Download Free Peasant Movements In India 1920 1950 Book in PDF and EPUB Free Download. You can read online Peasant Movements In India 1920 1950 and write the review.

Covers post and pre independence period.
This book traces the entire trajectory of the farmers’ movement in Western India, especially Maharashtra, from the 1980s to the present day. It reveals the fundamental contradictions between populism as an ideology and as political power within the democratic state structure. The volume highlights the ideologies of the movement; its emergence in the wake of a perceived agrarian crisis; how it conflates economics and populism; the role of leadership; stages of development from grassroots agitations rooted in civil society to the attempts to create space within structures of democratic politics; the eventual formation of a separate political party and consequent implications. It maps the linkages between populist ideology and mass participation, and their contested successes and failures in the domain of electoral politics. Further, the author underlines the effectiveness of the movement in addressing class and gender equations in the region. Rich in primary archival sources and informed field studies, this book will interest scholars and researchers of agrarian economy, rural sociology, and politics, particularly those concerned with social movements in India.
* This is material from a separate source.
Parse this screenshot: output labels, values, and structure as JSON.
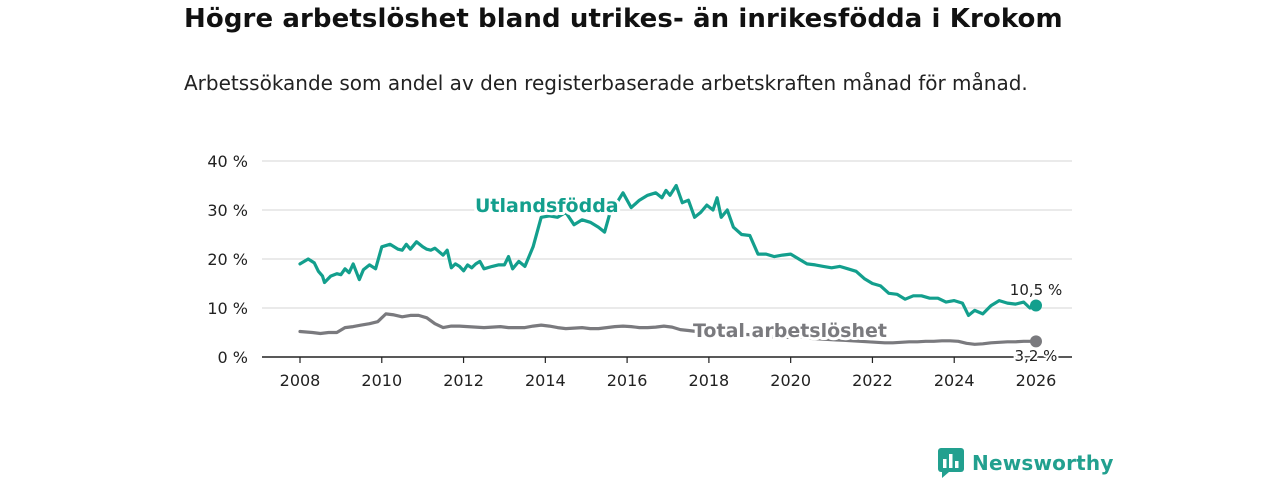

This Book Deals With The Impact Of Imperial Policies On The Countryside, The Emergence Of The Taluqdari System, The Classification Of Peasant Society, Peasants Exploitation, The Emergence Of Peasant Organizations, The Role Of Militant Rural Intelligentsia, The Peasant Struggles And The Attitude Of The Dominant Social Groups Towards These Struggles. It Also Attempts To Analyse The Peasants` Perception Of Gandhi And Gandhi`S Attitude Towords The Peasants` Response To His Call.
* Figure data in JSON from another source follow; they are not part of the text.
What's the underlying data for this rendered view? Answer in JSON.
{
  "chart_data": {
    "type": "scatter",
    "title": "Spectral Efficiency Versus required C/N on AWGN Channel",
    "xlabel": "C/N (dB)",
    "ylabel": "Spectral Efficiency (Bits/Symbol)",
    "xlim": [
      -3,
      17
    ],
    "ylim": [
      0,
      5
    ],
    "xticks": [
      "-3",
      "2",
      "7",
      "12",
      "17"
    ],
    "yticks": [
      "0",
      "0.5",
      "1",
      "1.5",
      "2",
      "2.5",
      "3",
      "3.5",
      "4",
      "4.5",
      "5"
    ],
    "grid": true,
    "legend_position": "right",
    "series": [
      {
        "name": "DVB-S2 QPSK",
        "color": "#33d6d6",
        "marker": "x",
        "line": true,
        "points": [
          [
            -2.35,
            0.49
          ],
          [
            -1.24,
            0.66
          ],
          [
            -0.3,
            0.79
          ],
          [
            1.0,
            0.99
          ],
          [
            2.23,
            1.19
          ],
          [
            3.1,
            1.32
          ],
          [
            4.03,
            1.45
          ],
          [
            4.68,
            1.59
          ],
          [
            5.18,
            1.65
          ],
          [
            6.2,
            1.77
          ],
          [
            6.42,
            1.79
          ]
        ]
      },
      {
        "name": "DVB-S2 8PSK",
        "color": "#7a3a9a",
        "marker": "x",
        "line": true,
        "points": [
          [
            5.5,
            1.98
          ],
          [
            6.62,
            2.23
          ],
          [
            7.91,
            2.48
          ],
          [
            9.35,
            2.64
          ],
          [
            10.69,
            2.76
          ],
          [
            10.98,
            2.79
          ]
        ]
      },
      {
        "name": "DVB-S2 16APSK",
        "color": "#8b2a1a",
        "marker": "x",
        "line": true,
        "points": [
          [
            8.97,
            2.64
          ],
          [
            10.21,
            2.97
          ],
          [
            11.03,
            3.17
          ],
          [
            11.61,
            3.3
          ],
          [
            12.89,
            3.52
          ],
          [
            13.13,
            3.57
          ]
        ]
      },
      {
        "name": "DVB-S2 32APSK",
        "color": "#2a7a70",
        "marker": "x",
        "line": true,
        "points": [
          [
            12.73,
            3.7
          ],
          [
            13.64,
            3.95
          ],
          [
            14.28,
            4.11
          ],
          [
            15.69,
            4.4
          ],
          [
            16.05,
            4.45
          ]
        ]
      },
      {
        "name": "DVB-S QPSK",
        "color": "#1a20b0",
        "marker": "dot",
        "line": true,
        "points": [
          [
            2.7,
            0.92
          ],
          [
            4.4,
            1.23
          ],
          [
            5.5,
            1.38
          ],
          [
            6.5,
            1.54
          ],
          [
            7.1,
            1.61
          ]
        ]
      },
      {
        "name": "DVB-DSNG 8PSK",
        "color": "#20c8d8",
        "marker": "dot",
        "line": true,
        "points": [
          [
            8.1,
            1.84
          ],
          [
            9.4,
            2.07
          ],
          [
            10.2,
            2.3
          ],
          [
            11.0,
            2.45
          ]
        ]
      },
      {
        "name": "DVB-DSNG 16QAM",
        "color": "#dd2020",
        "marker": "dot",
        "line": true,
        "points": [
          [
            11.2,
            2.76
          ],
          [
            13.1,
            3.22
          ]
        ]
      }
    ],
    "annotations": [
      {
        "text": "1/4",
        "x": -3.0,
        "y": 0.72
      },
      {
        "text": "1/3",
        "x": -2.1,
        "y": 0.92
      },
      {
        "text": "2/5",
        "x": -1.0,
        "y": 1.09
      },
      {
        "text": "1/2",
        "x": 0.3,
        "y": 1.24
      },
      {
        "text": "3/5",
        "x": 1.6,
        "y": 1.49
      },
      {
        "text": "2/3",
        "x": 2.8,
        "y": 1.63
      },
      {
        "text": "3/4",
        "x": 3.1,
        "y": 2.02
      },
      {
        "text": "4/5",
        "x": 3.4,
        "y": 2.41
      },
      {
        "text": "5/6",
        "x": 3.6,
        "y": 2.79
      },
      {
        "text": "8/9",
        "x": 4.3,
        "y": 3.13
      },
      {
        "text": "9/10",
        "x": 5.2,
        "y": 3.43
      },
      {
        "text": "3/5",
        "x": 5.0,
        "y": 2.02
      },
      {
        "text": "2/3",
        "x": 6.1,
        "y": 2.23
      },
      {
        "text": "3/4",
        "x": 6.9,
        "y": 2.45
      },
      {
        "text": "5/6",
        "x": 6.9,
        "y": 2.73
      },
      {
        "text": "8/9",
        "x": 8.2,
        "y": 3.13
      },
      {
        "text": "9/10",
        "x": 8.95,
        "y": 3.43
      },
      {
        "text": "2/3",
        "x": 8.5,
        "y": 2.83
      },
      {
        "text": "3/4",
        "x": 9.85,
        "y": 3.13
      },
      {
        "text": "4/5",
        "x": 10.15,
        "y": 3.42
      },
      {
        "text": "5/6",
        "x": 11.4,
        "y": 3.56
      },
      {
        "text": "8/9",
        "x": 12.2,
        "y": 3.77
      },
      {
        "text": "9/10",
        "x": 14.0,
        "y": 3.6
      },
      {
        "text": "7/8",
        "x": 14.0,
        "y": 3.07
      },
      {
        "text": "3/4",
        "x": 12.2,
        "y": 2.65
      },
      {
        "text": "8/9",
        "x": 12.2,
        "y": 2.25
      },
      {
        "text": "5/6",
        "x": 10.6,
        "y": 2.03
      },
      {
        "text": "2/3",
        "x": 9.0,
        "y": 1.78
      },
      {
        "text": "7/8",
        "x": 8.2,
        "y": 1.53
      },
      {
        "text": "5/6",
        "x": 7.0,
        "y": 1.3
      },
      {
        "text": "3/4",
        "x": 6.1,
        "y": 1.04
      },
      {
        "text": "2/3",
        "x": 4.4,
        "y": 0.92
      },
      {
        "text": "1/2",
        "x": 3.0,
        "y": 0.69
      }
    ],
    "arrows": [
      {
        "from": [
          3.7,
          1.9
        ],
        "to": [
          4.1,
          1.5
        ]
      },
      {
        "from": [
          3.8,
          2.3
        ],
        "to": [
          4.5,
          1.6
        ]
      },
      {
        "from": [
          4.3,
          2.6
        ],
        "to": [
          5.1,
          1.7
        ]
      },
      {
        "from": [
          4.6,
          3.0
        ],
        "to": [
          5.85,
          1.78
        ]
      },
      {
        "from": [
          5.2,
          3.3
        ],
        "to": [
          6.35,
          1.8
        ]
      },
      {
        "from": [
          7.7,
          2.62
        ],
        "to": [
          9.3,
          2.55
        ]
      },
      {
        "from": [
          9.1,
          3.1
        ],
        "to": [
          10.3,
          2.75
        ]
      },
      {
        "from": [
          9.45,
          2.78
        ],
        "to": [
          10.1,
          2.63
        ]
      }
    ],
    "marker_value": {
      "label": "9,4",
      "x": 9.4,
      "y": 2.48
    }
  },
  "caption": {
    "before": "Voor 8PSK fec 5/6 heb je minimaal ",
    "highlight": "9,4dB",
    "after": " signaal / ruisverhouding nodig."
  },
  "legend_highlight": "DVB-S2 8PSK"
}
The essays in this collection focus on the reasons for and background to the emergence during the 1980s of the new farmers' movements in India. In addition to a more general consideration of the economic, political and theoretical dimensions of this development, there are case studies which cover the farmer's movements in Maharashtra, Uttar Pradesh, Punjab and Karnataka.
Collection of articles.
This ambitious and engaging new account of independent India's struggle to overcome famine and malnutrition in the twentieth century traces Indian nation-building through the voices of politicians, planners, and citizens. Siegel explains the historical origins of contemporary India's hunger and malnutrition epidemic, showing how food and sustenance moved to the center of nationalist thought in the final years of colonial rule. Independent India's politicians made promises of sustenance and then qualified them by asking citizens to share the burden of feeding a new and hungry state. Foregrounding debates over land, markets, and new technologies, Hungry Nation interrogates how citizens and politicians contested the meanings of nation-building and citizenship through food, and how these contestations receded in the wake of the Green Revolution. Drawing upon meticulous archival research, this is the story of how Indians challenged meanings of welfare and citizenship across class, caste, region, and gender in a new nation-state.
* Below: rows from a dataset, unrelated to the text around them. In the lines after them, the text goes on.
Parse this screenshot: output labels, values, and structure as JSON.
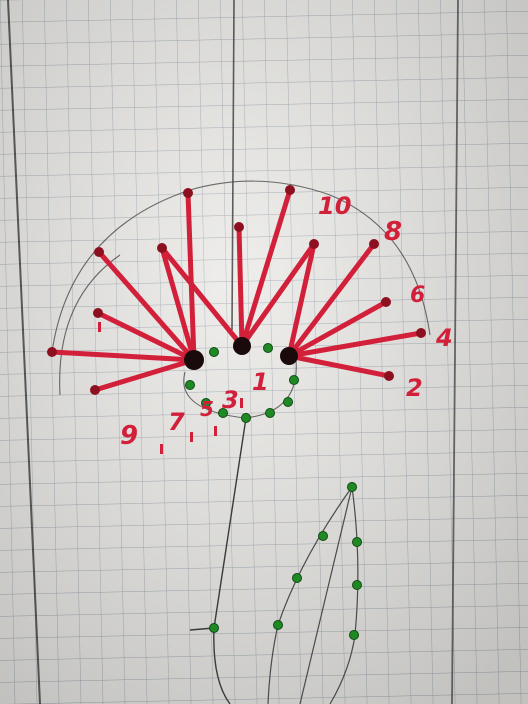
{
  "photo": {
    "subject": "dandelion-string-art-sketch",
    "colors": {
      "paper": "#ecebe8",
      "grid": "#8f9aa8",
      "thread_red": "#d3203a",
      "bead_dark": "#5a0b14",
      "bead_green": "#1f8a24",
      "pencil": "#3f3f3f"
    }
  },
  "annotations": {
    "n10": "10",
    "n8": "8",
    "n6": "6",
    "n4": "4",
    "n2": "2",
    "n1": "1",
    "n3": "3",
    "n5": "5",
    "n7": "7",
    "n9": "9"
  }
}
This is an investigation of the anatomy and internal dynamics of peasant movements in India. It makes a comparative analysis of the Tebhaga (Bengal, 1946-47), Telengana (Andhra, 1948-52) and Naxalite (North Bengal, 1967-71) movements to study the ways in which grassroots mobilizations transform and institutionalize themselves, forge new collective identities and articulate new strategies for survival and resistance. The author uses empirical data and secondary research to argue that radicalism in peasant movements is in inverse proportion to institutionalization. As spontaneous expressions of discontent against oppression and marginalization become institutionalized movements, the space for radical challenge shrinks. Therefore, in Bengal, the co-option of the peasant movement by the ruling communist party and the state has largely killed the scope for radical action. In Andhra Pradesh on the other hand, the relative independence of the grassroots mobilization process (along with logistic and ideological inputs from NGOs and radical social and Naxalite groups) has allowed the peasantry to exercise multiple options for collective action. However, in both cases, the grassroots mobilization has led to a transformation of the social identity of the peasant, and created a social environment in which issues of dominance and resistance have an important place. The study of the Indian experience is placed in the context of theories of peasant identity and resistance to oppression. The first chapter of the book is devoted to the summing up of sociological perspectives on peasant societies, identities and movements. It includes references to the works of Marx and Lenin, Redfield, Chayanov, Wolf and Gramsci, and, in the Indian context, Beteille, Byres and several others. The book reexamines problems that have got relatively less importance in recent years. It seeks to understand issues that are of enduring relevance in the Indian countryside that continues to simmer with unrest even as it comes to grips with a new economic situation. The book will be of as much interest to researchers and policymakers as to the intelligent general reader.
A unique examination of the development of the modern Indian economy over the past 150 years.